- Chad-e Bala Location within Iran
- Coordinates: 27°18′10″N 61°25′27″E﻿ / ﻿27.30278°N 61.42417°E
- Country: Iran
- Province: Sistan and Baluchestan
- County: Mehrestan
- District: Birk
- Rural District: Birk-e Sharqi

Population (2016)
- • Total: 522
- Time zone: UTC+3:30 (IRST)

= Chad-e Bala =

Village in Sistan and Baluchestan province, Iran

Chad-e Bala (چد بالا) (Note: Also romanized as Chād-e Bālā; also known as Chad-e Borzī) is a village in, and the capital of, Birk-e Sharqi Rural District of Birk District, Mehrestan County, (Note: Formerly Zaboli County) Sistan and Baluchestan province, Iran.

==Demographics==
===Population===
At the time of the 2006 National Census, the village's population was 396 in 80 households, when it was in Birk Rural District of the former Zaboli District of Saravan County.
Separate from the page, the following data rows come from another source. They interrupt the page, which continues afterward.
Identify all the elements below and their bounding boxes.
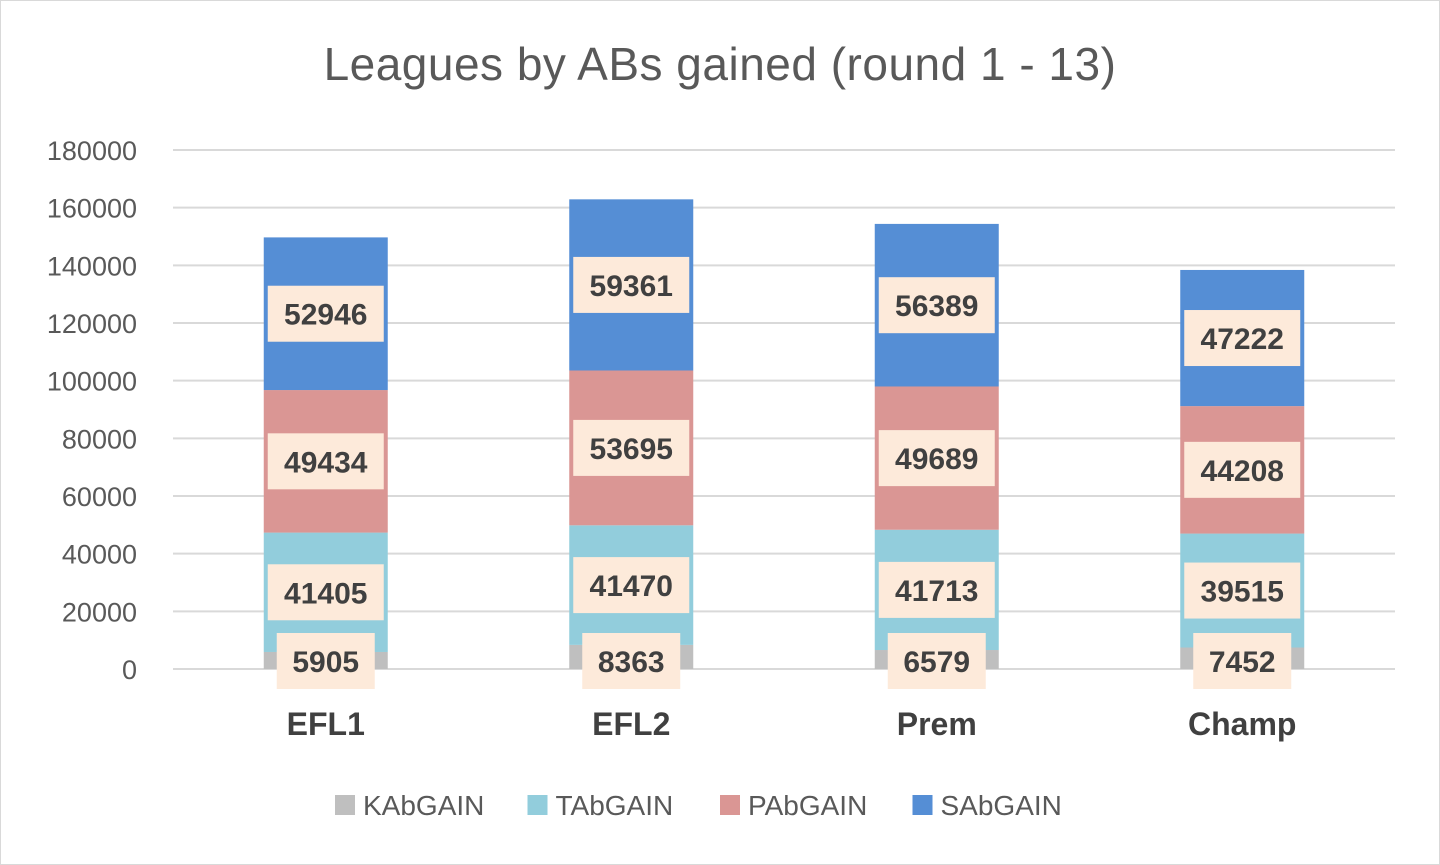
x-category-label: Champ [1188,706,1296,742]
data-label-box [878,430,995,487]
legend-swatch [720,795,740,815]
data-label: 44208 [1201,455,1284,488]
data-label-box [1193,633,1292,689]
y-tick-label: 140000 [47,251,137,281]
x-category-label: EFL2 [592,706,670,742]
y-tick-label: 120000 [47,309,137,339]
data-label-box [582,633,681,689]
y-tick-label: 160000 [47,194,137,224]
data-label: 41405 [284,577,367,610]
y-tick-label: 40000 [62,540,137,570]
data-label: 6579 [903,646,970,679]
data-label-box [887,633,986,689]
x-category-label: EFL1 [287,706,365,742]
data-label: 49434 [284,446,368,479]
data-label: 41713 [895,575,978,608]
data-label: 52946 [284,299,367,332]
data-label: 41470 [590,570,673,603]
y-tick-label: 20000 [62,597,137,627]
data-label-box [878,561,995,618]
data-label: 47222 [1201,323,1284,356]
data-label-box [267,285,384,342]
data-label: 59361 [590,270,673,303]
data-label: 53695 [590,433,673,466]
legend-label: PAbGAIN [748,790,867,821]
legend-label: SAbGAIN [941,790,1062,821]
data-label-box [1184,310,1301,367]
y-tick-label: 80000 [62,424,137,454]
legend-swatch [912,795,933,815]
data-label-box [878,277,995,334]
data-label: 56389 [895,290,978,323]
data-label: 8363 [598,646,665,679]
y-tick-label: 180000 [47,136,137,166]
legend-swatch [335,795,355,815]
legend-swatch [527,795,548,815]
legend-label: TAbGAIN [556,790,674,821]
data-label-box [1184,562,1301,619]
legend-label: KAbGAIN [363,790,484,821]
data-label: 5905 [292,646,359,679]
y-tick-label: 100000 [47,367,137,397]
data-label-box [276,633,375,689]
data-label-box [267,564,384,621]
data-label-box [573,419,690,476]
data-label: 39515 [1201,576,1284,609]
data-label-box [267,433,384,490]
data-label-box [573,256,690,313]
y-tick-label: 0 [122,655,137,685]
y-tick-label: 60000 [62,482,137,512]
data-label-box [573,557,690,614]
x-category-label: Prem [897,706,977,742]
data-label: 49689 [895,443,978,476]
chart-title: Leagues by ABs gained (round 1 - 13) [323,38,1117,90]
data-label: 7452 [1209,646,1276,679]
data-label-box [1184,441,1301,498]
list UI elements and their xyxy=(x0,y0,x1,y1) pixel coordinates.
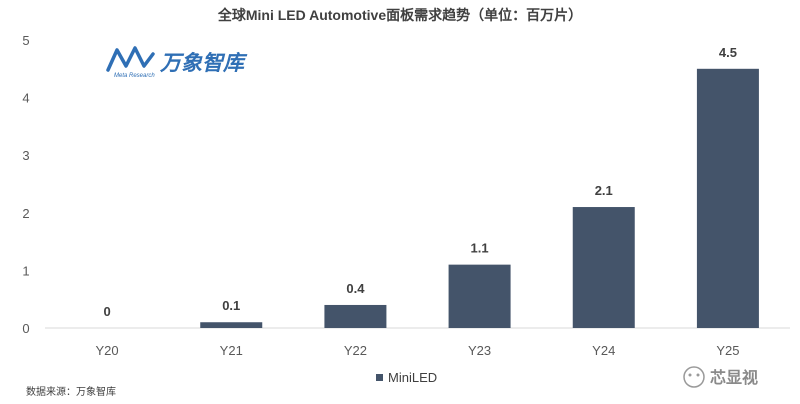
y-tick-label: 4 xyxy=(22,91,29,106)
x-tick-label: Y25 xyxy=(716,343,739,358)
x-tick-label: Y20 xyxy=(96,343,119,358)
brand-mark: 芯显视 xyxy=(683,366,758,388)
bars xyxy=(200,68,759,329)
x-axis: Y20 Y21 Y22 Y23 Y24 Y25 xyxy=(96,343,740,358)
x-tick-label: Y23 xyxy=(468,343,491,358)
y-axis: 0 1 2 3 4 5 xyxy=(22,33,29,336)
wechat-icon-eye-left xyxy=(688,373,692,377)
y-tick-label: 1 xyxy=(22,263,29,278)
watermark-name: 万象智库 xyxy=(159,51,248,75)
x-tick-label: Y24 xyxy=(592,343,615,358)
data-label: 0.4 xyxy=(346,281,365,296)
y-tick-label: 3 xyxy=(22,148,29,163)
wechat-icon-eye-right xyxy=(696,373,700,377)
bar xyxy=(696,68,759,329)
source-note: 数据来源：万象智库 xyxy=(26,385,116,398)
wechat-icon xyxy=(683,366,705,388)
chart-title: 全球Mini LED Automotive面板需求趋势（单位：百万片） xyxy=(217,7,582,23)
watermark-logo: 万象智库 Meta Research xyxy=(106,46,248,79)
legend-swatch xyxy=(376,374,383,381)
legend: MiniLED xyxy=(376,370,437,385)
watermark-sub: Meta Research xyxy=(114,73,155,79)
y-tick-label: 0 xyxy=(22,321,29,336)
data-labels: 0 0.1 0.4 1.1 2.1 4.5 xyxy=(103,45,736,319)
bar xyxy=(572,207,635,328)
y-tick-label: 2 xyxy=(22,206,29,221)
data-label: 1.1 xyxy=(471,241,489,256)
data-label: 0 xyxy=(103,304,110,319)
data-label: 0.1 xyxy=(222,298,240,313)
bar xyxy=(200,322,263,328)
data-label: 2.1 xyxy=(595,183,613,198)
brand-name: 芯显视 xyxy=(710,368,758,387)
y-tick-label: 5 xyxy=(22,33,29,48)
x-tick-label: Y21 xyxy=(220,343,243,358)
x-tick-label: Y22 xyxy=(344,343,367,358)
bar xyxy=(448,264,511,328)
bar xyxy=(324,304,387,328)
data-label: 4.5 xyxy=(719,45,737,60)
logo-wave-icon xyxy=(106,46,155,72)
legend-label: MiniLED xyxy=(388,370,437,385)
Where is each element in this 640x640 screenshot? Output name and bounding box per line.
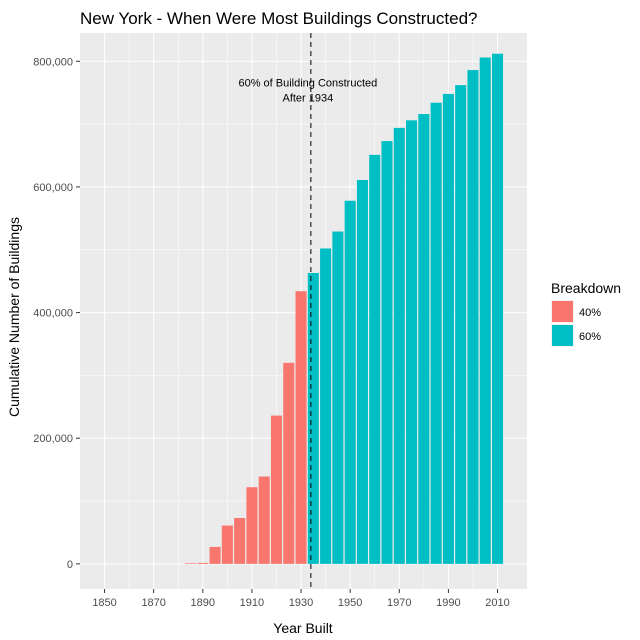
- y-axis: 0 200,000 400,000 600,000 800,000: [33, 56, 80, 571]
- bars: [184, 53, 504, 564]
- bar-1910: [246, 487, 258, 564]
- bar-1985: [430, 102, 442, 564]
- bar-1990: [442, 93, 454, 564]
- x-axis-title: Year Built: [273, 620, 333, 636]
- chart-title: New York - When Were Most Buildings Cons…: [80, 9, 477, 28]
- y-tick-label: 800,000: [33, 56, 73, 68]
- bar-2000: [467, 70, 479, 564]
- y-axis-title: Cumulative Number of Buildings: [6, 217, 22, 417]
- bar-1900: [221, 525, 233, 564]
- bar-1935: [307, 272, 319, 564]
- bar-1920: [270, 415, 283, 564]
- annotation-line-1: 60% of Building Constructed: [238, 77, 377, 89]
- y-tick-label: 0: [67, 559, 73, 571]
- bar-1915: [258, 476, 270, 564]
- x-tick-label: 1870: [141, 597, 165, 609]
- bar-1995: [455, 85, 467, 564]
- annotation-line-2: After 1934: [282, 92, 333, 104]
- bar-2010: [492, 53, 504, 564]
- x-tick-label: 1990: [436, 597, 460, 609]
- legend-swatch-40%: [552, 301, 573, 322]
- x-tick-label: 1890: [191, 597, 215, 609]
- bar-1960: [369, 154, 381, 564]
- bar-2005: [479, 57, 491, 564]
- bar-1940: [320, 248, 332, 564]
- x-axis: 1850 1870 1890 1910 1930 1950 1970 1990 2010: [92, 589, 510, 609]
- bar-1885: [184, 563, 197, 564]
- x-tick-label: 1910: [240, 597, 264, 609]
- bar-1950: [344, 200, 356, 564]
- bar-1975: [406, 120, 418, 564]
- legend-label: 40%: [579, 307, 601, 319]
- bar-1970: [393, 127, 405, 564]
- bar-1930: [295, 291, 307, 564]
- x-tick-label: 2010: [485, 597, 509, 609]
- legend-label: 60%: [579, 331, 601, 343]
- bar-1980: [418, 114, 430, 564]
- x-tick-label: 1930: [289, 597, 313, 609]
- x-tick-label: 1950: [338, 597, 362, 609]
- bar-1890: [197, 562, 209, 564]
- bar-1905: [234, 518, 246, 564]
- legend-swatch-60%: [552, 325, 573, 346]
- bar-1965: [381, 141, 393, 564]
- bar-1925: [283, 362, 295, 564]
- bar-1945: [332, 231, 344, 564]
- y-tick-label: 400,000: [33, 308, 73, 320]
- y-tick-label: 200,000: [33, 433, 73, 445]
- x-tick-label: 1850: [92, 597, 116, 609]
- y-tick-label: 600,000: [33, 182, 73, 194]
- legend-title: Breakdown: [551, 280, 621, 296]
- legend: Breakdown 40% 60%: [551, 280, 621, 347]
- bar-1895: [209, 546, 221, 564]
- x-tick-label: 1970: [387, 597, 411, 609]
- bar-1955: [356, 180, 368, 564]
- annotation: 60% of Building Constructed After 1934: [238, 77, 377, 104]
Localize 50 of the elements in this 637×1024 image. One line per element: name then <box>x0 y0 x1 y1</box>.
The following census in 2011 counted 293 people in 64 households, by which time the district had been separated from the county in the establishment of Zaboli County. (Note: Renamed Mehrestan County) The rural district was transferred to the new Central District. The 2016 census measured the population of the village as 522 people in 117 households.

After the census, the rural district was separated from the district in the formation of Birk District, and Chad-e Bala was transferred to Birk-e Sharqi Rural District created in the new district.